Caring for ear and cartilage piercings is pretty simple, but also extremely important. Your first objective will be simply to keep your piercing clean. This can be a little difficult with ear piercings, since it’s easy for shampoo and other stuff to get lodged within the wound. A cartilage piercing can be particularly tricky as it can sometimes be in an awkward location.
To deal with this, use a set routine that involves the use of a cleaning solution (which is generally obtained at the shop where you get your piercing done). Avoid the use of harsh soaps and again, don’t let soap or shampoo get in or collect in or around your piercing.
The best aftercare product I’ve personally used is the After Inked Piercing Aftercare Spray. Not only is it vegan-friendly, but it’s also completely alcohol and additive-free. The solution works well on all skin types including sensitive skin, and it comes in a generously-sized mist-spraying bottle for easy application. When using it from the very start of the healing process, the spray helps to decrease healing times and aims to eliminate any lingering pain or soreness.
A twice-daily cleaning routine is often advised. The best suggestion for this aspect is to do your cleaning when you’re already doing other things, such as brushing your teeth.
By incorporating your piercing care with other parts of your daily hygiene routine, you can make sure that you don’t forget and subject yourself to setbacks through painful infections.
How Long An Ear Piercing Takes To Heal On Average?
If you’ve had your ear lobes pierced before, you may have the idea that most ear piercings take just six to eight weeks to heal. Well, this is true for a lobe piercing, but it’s not the standard for every type of piercing, even when it comes to ears.
Upper cartilage & inner cartilage piercings take longer to heal than a lobe piercing, generally speaking. How long should you expect? Anywhere from three to six months in the case of many cartilage piercings, (from daith to industrial), a lot of different piercings fit within this window.
However, you can expect healing to take about six to 12 months for anti-helix piercings, such as a snug piercing. On the other hand, a dermal piercing will vary, since it can be done in so many different locations.
What Jewelry Should I Get For My Ears?
The process of choosing the right jewelry for your piercing is where the fun really begins. This is when most people get excited as they get to select from almost limitless options that can vary from sexy or elegant to playful or fun.

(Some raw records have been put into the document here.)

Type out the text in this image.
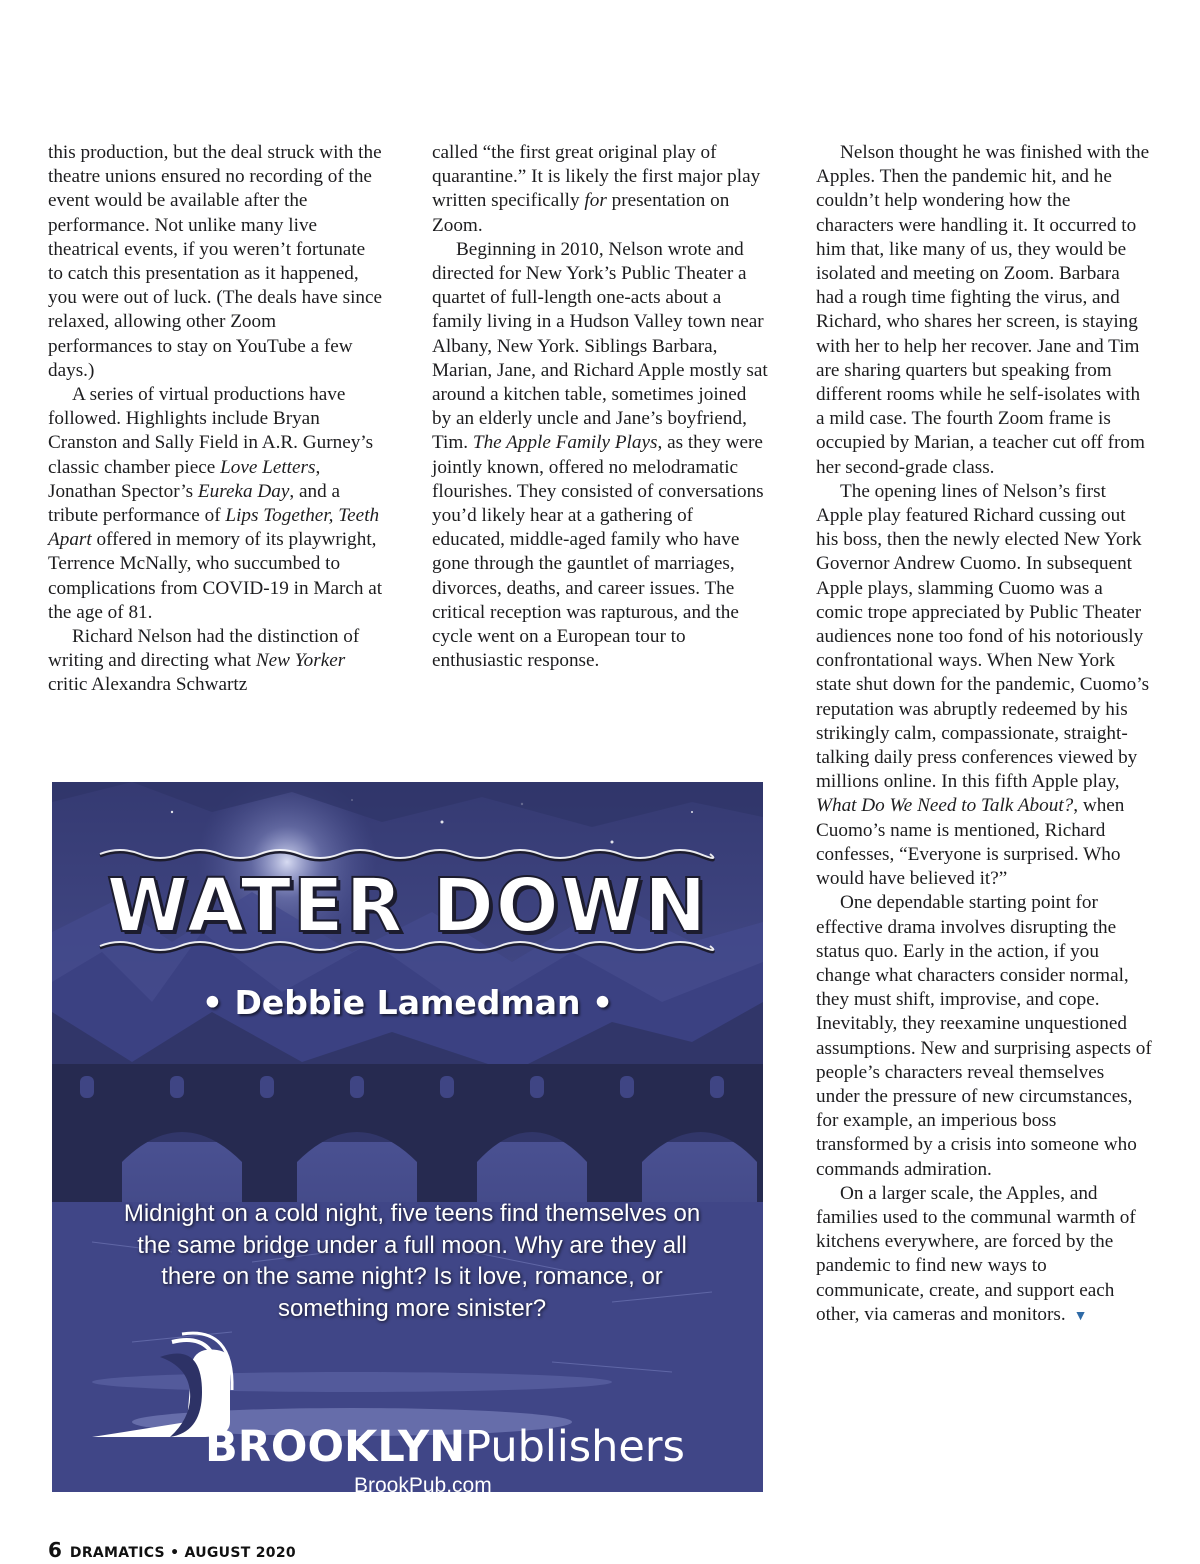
this production, but the deal struck with the theatre unions ensured no recording of the event would be available after the performance. Not unlike many live theatrical events, if you weren’t fortunate to catch this presentation as it happened, you were out of luck. (The deals have since relaxed, allowing other Zoom performances to stay on YouTube a few days.)

A series of virtual productions have followed. Highlights include Bryan Cranston and Sally Field in A.R. Gurney’s classic chamber piece Love Letters, Jonathan Spector’s Eureka Day, and a tribute performance of Lips Together, Teeth Apart offered in memory of its playwright, Terrence McNally, who succumbed to complications from COVID-19 in March at the age of 81.

Richard Nelson had the distinction of writing and directing what New Yorker critic Alexandra Schwartz

called “the first great original play of quarantine.” It is likely the first major play written specifically for presentation on Zoom.

Beginning in 2010, Nelson wrote and directed for New York’s Public Theater a quartet of full-length one-acts about a family living in a Hudson Valley town near Albany, New York. Siblings Barbara, Marian, Jane, and Richard Apple mostly sat around a kitchen table, sometimes joined by an elderly uncle and Jane’s boyfriend, Tim. The Apple Family Plays, as they were jointly known, offered no melodramatic flourishes. They consisted of conversations you’d likely hear at a gathering of educated, middle-aged family who have gone through the gauntlet of marriages, divorces, deaths, and career issues. The critical reception was rapturous, and the cycle went on a European tour to enthusiastic response.

Nelson thought he was finished with the Apples. Then the pandemic hit, and he couldn’t help wondering how the characters were handling it. It occurred to him that, like many of us, they would be isolated and meeting on Zoom. Barbara had a rough time fighting the virus, and Richard, who shares her screen, is staying with her to help her recover. Jane and Tim are sharing quarters but speaking from different rooms while he self-isolates with a mild case. The fourth Zoom frame is occupied by Marian, a teacher cut off from her second-grade class.

The opening lines of Nelson’s first Apple play featured Richard cussing out his boss, then the newly elected New York Governor Andrew Cuomo. In subsequent Apple plays, slamming Cuomo was a comic trope appreciated by Public Theater audiences none too fond of his notoriously confrontational ways. When New York state shut down for the pandemic, Cuomo’s reputation was abruptly redeemed by his strikingly calm, compassionate, straight-talking daily press conferences viewed by millions online. In this fifth Apple play, What Do We Need to Talk About?, when Cuomo’s name is mentioned, Richard confesses, “Everyone is surprised. Who would have believed it?”

One dependable starting point for effective drama involves disrupting the status quo. Early in the action, if you change what characters consider normal, they must shift, improvise, and cope. Inevitably, they reexamine unquestioned assumptions. New and surprising aspects of people’s characters reveal themselves under the pressure of new circumstances, for example, an imperious boss transformed by a crisis into someone who commands admiration.

On a larger scale, the Apples, and families used to the communal warmth of kitchens everywhere, are forced by the pandemic to find new ways to communicate, create, and support each other, via cameras and monitors. ▼

WATER DOWN
• Debbie Lamedman •
Midnight on a cold night, five teens find themselves on
the same bridge under a full moon. Why are they all
there on the same night? Is it love, romance, or
something more sinister?
BROOKLYNPublishers
BrookPub.com
6 DRAMATICS • AUGUST 2020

Of course, you’ll have to keep in mind that your starter jewelry may be somewhat limited not only when it comes to style, but also in materials used.
For instance, many people opt for stainless or surgical steel piercings to begin with, since during that time you’ll be mostly interested in not just looking good, but also preventing infections from taking hold.
As we discussed earlier, your piercing expert will let you know when it’s safe to switch out your starter jewelry for something new. That’s when you’ll get to have more fun with your piercing and change styles for different occasions or just to suit your mood.
rings, barbells and studs can be made with a number of materials. Again, there’s stainless steel, but also sterling silver, gold, mixed metals, platinum, and more. Unless you have concerns such as allergic reactions, you’ll have a lot of choices between materials even if you’re locked into a specific style.
With so many awesome-looking types of ear piercings to choose from, it can be an extremely hard decision to make, and a decision you should spend a good amount of time thinking about. While a classic ear lobe piercing is a timeless choice, some of the cartilage ear piercings, such as the conch and daith piercing, definitely have flair and individuality.
If after reading this you still don’t know what ear piercing you would like to get, maybe take a trip to a local experienced piercer to see if they can give you their professional opinion on which ear piercings may personally suit you the most.